Yine de ABD Ulusal Güvenlik Danışmanı Jake Sullivan ve ABD Ticaret Temsilcisi Katherine Tai tarife indirimlerine karşı çıktı. Tai'ye göre, tarifeler ABD'nin elinde bir koz, Pekin'i uzun vadeli ticaret politikasını değiştirmeye zorlamak için bir kaldıraç. Enflasyonun ciddi olduğunu, ancak bunun kısa vadeli bir mesele olduğunu ve stratejik görevin Çin'i Washington'un taleplerine uymaya zorlamak olduğunu söyledi. Tarifeler kaldırılırsa ABD'nin Çin ile müzakere pozisyonunu zayıflatacağına inanıyor.
Gerçek şu ki, Çin tarifelerden çok fazla etkilenmedi. Tüm tarifelere rağmen Çin, ABD'ye daha az mal satmıyor. 2017'de, Trump ticaret savaşını başlatmadan hemen önce, ABD'nin Çin ile olan ticaret açığı 375 milyar dolardı. 2021'de bu rakam 396,5 milyar dolardı.

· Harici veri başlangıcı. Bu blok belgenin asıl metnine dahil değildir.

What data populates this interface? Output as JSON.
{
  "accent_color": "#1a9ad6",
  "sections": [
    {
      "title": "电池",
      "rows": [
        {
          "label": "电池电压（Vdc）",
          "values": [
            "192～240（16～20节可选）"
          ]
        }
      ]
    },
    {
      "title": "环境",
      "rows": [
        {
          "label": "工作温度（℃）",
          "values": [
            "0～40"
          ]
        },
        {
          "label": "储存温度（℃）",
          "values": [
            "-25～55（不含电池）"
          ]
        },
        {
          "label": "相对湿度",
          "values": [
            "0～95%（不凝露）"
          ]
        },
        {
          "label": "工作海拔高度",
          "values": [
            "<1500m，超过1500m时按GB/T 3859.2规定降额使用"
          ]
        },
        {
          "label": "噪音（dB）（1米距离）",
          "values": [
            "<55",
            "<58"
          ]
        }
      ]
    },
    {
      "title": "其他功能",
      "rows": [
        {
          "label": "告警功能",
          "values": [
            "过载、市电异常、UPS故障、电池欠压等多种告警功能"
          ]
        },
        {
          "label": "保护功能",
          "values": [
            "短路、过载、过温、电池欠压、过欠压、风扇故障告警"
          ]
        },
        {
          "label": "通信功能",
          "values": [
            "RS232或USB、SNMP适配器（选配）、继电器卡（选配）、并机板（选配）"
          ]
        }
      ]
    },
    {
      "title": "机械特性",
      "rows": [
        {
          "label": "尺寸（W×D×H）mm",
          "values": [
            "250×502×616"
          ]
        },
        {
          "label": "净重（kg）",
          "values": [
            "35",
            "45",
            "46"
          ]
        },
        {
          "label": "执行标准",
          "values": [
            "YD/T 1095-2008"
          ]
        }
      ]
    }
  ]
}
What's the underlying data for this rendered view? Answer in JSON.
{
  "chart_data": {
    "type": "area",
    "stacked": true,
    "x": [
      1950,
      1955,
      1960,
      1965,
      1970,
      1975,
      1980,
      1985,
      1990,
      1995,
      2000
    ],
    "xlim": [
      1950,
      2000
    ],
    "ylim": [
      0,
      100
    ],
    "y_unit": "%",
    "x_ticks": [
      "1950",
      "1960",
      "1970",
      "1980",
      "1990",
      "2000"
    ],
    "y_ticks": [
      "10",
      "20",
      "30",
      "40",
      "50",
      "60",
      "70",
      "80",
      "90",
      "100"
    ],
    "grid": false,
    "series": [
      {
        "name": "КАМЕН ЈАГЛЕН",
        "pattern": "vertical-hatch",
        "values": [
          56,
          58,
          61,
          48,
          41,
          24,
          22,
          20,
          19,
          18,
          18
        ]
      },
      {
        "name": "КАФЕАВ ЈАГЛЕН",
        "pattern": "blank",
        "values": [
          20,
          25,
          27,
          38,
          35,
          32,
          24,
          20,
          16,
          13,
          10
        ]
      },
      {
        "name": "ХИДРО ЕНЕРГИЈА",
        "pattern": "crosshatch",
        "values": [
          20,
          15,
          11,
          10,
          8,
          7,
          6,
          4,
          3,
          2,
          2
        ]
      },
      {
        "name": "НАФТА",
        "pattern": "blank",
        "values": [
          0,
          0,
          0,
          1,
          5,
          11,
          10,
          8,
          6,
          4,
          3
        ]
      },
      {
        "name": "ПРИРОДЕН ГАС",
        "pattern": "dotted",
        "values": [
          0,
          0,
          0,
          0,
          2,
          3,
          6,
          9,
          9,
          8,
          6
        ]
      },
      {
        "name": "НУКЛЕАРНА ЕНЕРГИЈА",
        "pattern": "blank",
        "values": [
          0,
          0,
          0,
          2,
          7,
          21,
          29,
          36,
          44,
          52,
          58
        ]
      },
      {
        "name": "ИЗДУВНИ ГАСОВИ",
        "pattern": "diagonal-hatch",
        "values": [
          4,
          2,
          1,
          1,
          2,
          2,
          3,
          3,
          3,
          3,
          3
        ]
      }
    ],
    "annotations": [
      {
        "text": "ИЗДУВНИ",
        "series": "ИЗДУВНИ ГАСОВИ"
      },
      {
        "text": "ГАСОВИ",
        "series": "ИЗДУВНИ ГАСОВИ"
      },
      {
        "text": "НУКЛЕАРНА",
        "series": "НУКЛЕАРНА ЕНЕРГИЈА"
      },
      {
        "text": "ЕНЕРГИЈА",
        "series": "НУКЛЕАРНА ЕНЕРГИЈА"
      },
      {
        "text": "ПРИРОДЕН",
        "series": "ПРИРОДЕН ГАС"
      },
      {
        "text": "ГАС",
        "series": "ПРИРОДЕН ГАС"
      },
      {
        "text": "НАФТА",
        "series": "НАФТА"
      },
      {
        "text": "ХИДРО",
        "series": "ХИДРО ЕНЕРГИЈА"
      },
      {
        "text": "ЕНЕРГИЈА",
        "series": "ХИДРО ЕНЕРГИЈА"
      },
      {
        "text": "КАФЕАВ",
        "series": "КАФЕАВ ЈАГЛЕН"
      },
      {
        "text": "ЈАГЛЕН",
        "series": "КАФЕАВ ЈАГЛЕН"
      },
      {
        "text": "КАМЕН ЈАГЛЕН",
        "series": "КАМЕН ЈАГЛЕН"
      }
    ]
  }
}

Bu gerçeklik nedeniyle, ticaret savaşının temel ekonomik yükü aslında ABD'li tüketicilerin omuzlarına düşüyor.
Biden yönetimi muhtemelen sorunun artık sadece bir dış politika meselesi değil, ciddi bir iç mesele olduğu için ele alınması gerektiğini anlıyor. Federal Rezerv, Mayıs ayında 40 yılın en yüksek seviyesine ulaşan enflasyonu kontrol altına almak için 28 yılın en büyük faiz artırımını Haziran ayında açıklamıştı. Bazı uzmanlar şimdi ABD'nin resesyonda olduğuna inanıyor.
Bu nedenle ABD'nin Çin ile ekonomik ilişkilerinde kademeli bir çözülmeye doğru yavaş yavaş hareket etme kararı aldığı açıktır.
Washington, görünüşte Pekin ile ilişkilerinde bir çözülme istiyor olsa da, tedarik zincirlerindeki küresel istikrarsızlığın nedenleri ve ekonomik süreçler gibi farklılıklar bunu zorlaştıracak. Bununla birlikte, yatırımcılar ABD ve Çin arasındaki bu diyaloğu, borsaların coşkuyla tepki vermesiyle, Washington'u ticaret savaşını sona erdirmeye teşvik edebilecek inkar edilemez derecede olumlu bir sinyal olarak görüyorlar.